Clinical Trials in Developing Countries Should Be Held to Ethical Standards, Panel Says
When designing and conducting clinical trials of drug therapies in developing countries, scientists should not enroll people who "would be unable to afford" the medicines and should not give study volunteers placebos in place of drugs "that are known to work," members of the National Bioethics Advisory Commission write in a New England Journal of Medicine article. Reuters/Contra Costa Times reports that the article represents the "latest round in a debate over" the ethical questions surrounding clinical trials in developing nations. Concern over these studies was raised in 1997, when members of Public Citizen's Health Research Group cited 15 government-funded studies that were testing "various" treatments aimed at halting mother-to-child transmission of HIV. Group members Drs. Sidney Wolfe and Peter Lurie said that these studies -- all of which were being conducted in developing nations -- were "unethical" because some of the women enrolled in the study were given placebos, despite the fact that AZT had been shown to prevent vertical transmission. Distribution of a placebo in place of an established treatment was perceived as unethical in the United States and several other countries at the time (Emery, Reuters/Contra Costa Times, 7/11).
In their NEJM article, Harold Shapiro and Eric Meslin, chair and executive director of the commission, respectively, write that the United States has developed "substantive ethical standards" for clinical trials that include a "required set of procedures" for their implementation. Shapiro and Meslin write that these standards were developed on "the principles of justice and individual autonomy" and that the standards apply to all research in the United States on human subjects that is financed by a variety of federal agencies or regulated by the FDA. This system has "worked reasonably well for clinical research in the United States" and the same standards should be applied to all clinical trials conducted abroad, they add. They write that clinical trials conducted at home and abroad should not "exploit" study participants, should include prior review and approval by ethics review committees, should "minimiz[e]" the risk to participants, should present a "favorable risk-benefit ratio" to participants and should require informed consent from "all competent adult participants." Participants also should receive "adequate medical care" during the trial, Shapiro and Meslin state, adding that although these provisions are not required in the United States, they could be adopted separately by developing countries. However, the authors state that one "important" standard is a requirement that clinical trials sponsored or regulated by U.S. groups be "responsive to the host country's health needs" and not conduct tests of drugs in countries that cannot afford them. "If the intervention being tested is not likely to be affordable in the host country or if the health care infrastructure cannot support its proper distribution and use, it is unethical to ask persons in that country to participate in the research, since they will not enjoy any of its potential benefits," they write. Thus ethics review panels and researchers will have to decide if a trial in another country is "justifi[able]." Justifiable studies could include research addressing an "important health problem" in the country where the trial is being conducted, trials that are a joint effort by the country sponsoring the study and the host country and studies that address important health problems occurring in both the sponsoring and host countries.
Shapiro and Meslin write that clinical trials involving treatment for a "life-threatening" disease for which "an established, effective treatment is available" should not use a placebo control group. "Moreover, such a trial is not ethical if patients in the developed country would be the primary beneficiaries and if it is not clear that the trial would be responsive to the health care needs of the host country," they state. The authors add that trial sponsors have an "ethical obligation" to make any treatments found to be successful during the trial available to participants after the study's conclusion. "There is a related obligation to ensure that participants are no worse off during the trial than they were before it," they write, adding that participants should not suffer after the trial as a result of not being able to access the drugs they were given during the study (Shapiro/Meslin, NEJM, 7/12).
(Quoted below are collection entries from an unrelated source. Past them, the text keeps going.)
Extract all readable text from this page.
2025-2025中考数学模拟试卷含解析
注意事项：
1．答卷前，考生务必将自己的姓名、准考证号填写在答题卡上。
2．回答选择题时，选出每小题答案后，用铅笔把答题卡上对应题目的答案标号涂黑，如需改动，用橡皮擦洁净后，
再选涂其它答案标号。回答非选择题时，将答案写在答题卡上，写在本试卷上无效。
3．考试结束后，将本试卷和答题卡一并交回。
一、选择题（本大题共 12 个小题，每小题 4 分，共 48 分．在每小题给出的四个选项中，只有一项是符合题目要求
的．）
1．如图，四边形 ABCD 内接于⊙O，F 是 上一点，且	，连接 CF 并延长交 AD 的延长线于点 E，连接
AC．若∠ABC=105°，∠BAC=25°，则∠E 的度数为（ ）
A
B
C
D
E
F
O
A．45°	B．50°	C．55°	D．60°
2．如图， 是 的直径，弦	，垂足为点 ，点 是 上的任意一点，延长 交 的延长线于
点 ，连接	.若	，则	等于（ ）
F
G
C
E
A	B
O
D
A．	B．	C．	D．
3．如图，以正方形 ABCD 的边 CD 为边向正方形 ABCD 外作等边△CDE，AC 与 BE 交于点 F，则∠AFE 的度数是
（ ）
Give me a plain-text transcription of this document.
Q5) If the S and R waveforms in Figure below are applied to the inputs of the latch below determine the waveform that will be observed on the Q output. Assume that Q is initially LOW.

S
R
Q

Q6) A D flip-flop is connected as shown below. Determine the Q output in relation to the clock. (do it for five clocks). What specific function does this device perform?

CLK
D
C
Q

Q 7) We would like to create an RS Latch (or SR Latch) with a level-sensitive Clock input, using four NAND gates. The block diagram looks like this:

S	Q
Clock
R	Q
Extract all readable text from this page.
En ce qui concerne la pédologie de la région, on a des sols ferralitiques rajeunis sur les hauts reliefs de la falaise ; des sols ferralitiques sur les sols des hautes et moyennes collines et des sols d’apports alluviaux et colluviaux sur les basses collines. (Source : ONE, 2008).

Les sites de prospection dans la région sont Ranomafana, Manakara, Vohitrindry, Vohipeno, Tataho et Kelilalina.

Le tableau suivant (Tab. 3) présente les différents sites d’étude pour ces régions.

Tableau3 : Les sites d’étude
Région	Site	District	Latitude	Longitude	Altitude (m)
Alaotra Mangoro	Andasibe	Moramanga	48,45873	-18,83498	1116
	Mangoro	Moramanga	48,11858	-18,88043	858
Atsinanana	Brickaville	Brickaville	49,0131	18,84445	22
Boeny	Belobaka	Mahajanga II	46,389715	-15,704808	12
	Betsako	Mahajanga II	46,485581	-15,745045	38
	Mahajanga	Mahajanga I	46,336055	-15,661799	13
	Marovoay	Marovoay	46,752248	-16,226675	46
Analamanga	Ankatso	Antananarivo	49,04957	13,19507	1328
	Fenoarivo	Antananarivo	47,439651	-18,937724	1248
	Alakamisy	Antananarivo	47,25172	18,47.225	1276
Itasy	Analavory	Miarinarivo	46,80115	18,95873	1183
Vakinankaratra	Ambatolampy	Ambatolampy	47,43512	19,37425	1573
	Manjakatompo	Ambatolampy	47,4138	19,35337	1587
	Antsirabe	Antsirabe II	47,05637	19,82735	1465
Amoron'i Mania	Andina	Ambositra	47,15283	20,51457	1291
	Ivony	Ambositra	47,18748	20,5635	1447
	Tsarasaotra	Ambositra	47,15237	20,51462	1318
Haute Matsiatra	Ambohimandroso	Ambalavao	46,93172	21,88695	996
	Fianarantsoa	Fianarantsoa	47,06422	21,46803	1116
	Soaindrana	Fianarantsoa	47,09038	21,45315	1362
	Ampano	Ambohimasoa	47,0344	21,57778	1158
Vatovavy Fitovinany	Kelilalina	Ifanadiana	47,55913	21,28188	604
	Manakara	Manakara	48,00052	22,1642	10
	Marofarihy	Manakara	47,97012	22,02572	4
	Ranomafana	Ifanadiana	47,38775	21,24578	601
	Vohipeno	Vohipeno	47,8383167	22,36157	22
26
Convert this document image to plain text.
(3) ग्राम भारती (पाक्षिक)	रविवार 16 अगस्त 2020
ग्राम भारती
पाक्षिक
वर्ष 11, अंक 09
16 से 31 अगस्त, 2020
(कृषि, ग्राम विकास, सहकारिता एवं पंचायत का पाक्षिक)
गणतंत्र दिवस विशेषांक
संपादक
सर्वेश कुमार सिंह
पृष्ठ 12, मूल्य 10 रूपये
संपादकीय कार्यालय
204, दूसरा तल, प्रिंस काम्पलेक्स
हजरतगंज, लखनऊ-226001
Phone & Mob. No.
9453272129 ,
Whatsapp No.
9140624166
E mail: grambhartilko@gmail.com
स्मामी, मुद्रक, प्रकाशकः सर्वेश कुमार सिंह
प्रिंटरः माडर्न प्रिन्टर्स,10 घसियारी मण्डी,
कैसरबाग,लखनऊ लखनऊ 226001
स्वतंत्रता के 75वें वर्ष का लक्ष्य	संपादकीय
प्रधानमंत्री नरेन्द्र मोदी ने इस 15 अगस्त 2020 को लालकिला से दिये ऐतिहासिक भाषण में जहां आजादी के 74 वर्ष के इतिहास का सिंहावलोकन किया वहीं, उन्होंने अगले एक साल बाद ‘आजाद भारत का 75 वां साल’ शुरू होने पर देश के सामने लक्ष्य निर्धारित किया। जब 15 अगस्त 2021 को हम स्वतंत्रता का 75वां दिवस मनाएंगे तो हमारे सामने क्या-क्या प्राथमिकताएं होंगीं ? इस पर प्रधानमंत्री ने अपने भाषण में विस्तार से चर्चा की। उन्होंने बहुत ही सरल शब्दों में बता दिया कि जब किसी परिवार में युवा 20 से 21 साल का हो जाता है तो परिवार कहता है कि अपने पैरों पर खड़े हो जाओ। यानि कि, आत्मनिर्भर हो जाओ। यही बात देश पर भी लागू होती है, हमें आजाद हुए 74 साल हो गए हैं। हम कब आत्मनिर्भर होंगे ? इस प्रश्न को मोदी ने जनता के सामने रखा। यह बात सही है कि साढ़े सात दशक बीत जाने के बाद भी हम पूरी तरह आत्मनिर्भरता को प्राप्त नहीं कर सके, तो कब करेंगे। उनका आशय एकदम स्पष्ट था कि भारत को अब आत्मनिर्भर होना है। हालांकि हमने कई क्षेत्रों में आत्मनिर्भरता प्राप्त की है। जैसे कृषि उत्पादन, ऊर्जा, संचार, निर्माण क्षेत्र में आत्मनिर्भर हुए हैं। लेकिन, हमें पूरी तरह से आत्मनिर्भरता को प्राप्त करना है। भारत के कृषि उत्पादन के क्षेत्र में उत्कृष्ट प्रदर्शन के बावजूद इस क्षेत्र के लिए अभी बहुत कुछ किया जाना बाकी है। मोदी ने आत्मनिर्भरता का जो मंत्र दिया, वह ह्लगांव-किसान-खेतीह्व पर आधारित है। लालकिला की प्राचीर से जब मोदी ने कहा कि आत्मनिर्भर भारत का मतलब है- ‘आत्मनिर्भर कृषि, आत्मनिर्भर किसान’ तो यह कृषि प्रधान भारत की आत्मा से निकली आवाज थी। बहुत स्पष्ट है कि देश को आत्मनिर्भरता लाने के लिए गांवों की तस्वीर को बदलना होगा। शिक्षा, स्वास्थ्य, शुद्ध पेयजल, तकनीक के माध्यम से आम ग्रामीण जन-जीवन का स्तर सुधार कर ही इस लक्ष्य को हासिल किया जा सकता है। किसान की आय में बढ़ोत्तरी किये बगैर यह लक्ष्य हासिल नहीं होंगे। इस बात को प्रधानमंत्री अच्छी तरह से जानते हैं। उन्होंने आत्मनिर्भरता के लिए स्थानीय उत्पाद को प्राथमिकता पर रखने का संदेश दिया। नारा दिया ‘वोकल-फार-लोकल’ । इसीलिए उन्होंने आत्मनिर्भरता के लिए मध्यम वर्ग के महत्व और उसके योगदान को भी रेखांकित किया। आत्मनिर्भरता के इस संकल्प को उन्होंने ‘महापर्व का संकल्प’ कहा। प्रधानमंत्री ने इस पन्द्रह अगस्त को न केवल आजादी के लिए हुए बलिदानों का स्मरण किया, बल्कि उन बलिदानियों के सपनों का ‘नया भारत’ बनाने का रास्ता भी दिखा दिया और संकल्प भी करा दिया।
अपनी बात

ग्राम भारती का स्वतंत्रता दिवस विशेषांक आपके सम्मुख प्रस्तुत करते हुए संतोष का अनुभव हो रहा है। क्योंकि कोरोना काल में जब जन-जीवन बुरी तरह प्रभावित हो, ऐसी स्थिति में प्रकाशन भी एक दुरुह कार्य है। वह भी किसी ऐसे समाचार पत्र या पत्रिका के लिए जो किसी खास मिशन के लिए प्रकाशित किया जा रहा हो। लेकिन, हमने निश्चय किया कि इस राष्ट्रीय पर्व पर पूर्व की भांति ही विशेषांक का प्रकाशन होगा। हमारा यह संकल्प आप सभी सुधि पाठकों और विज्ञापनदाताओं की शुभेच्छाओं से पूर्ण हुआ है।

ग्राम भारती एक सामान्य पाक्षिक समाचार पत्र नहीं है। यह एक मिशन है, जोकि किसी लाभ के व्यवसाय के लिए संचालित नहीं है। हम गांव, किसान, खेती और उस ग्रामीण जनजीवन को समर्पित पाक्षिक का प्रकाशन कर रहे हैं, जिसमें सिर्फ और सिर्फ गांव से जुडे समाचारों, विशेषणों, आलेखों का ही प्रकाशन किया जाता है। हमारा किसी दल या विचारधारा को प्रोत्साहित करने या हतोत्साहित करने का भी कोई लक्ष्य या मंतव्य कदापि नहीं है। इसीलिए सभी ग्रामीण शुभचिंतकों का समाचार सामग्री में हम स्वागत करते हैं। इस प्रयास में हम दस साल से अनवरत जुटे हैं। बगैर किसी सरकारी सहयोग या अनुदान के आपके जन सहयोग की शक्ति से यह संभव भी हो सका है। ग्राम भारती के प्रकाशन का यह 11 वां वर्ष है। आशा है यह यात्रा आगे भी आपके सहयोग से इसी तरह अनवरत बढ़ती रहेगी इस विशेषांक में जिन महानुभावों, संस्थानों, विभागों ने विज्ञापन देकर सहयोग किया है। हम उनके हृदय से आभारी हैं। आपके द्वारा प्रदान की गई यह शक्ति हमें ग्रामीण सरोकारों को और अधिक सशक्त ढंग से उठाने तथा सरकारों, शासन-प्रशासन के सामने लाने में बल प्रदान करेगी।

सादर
In a related op-ed, Drs. Greg Koski and Stuart Nightingale of HHS write that to "a large extent, the appropriateness of a clinical trial and of the control group used is based on two considerations." First, they write that "the research question should be posed in a manner that is relevant and meaningful to the host country, such as a comparison of an available treatment with the current standard of care in the host country (which might be no intervention in some cases)." Second, the trial "should be designed to achieve maximal efficiency in producing meaningful data that could lead to improvements in health in the host country without leaving the study participants worse off at the end of the trial than they were when they entered it," they state. However, they note that the Declaration of Helsinki -- which would "prohibit almost all placebo-controlled clinical trials and would require that the best proved therapy be provided to the participants" after its conclusion -- is "too rigid" because "[o]ne trial rarely demonstrates that a given treatment is superior to all others, and there is often considerable disagreement about what the best methods are." Koski and Nightingale conclude, "Our greatest challenge is to realize and fully accept that in all research involving human subjects, ethics and science are not separable -- a given study must conform to ethical standards or it should not be performed, and it must be scientifically sound or it cannot be ethical" (Koski/Nightingale, NEJM, 7/12).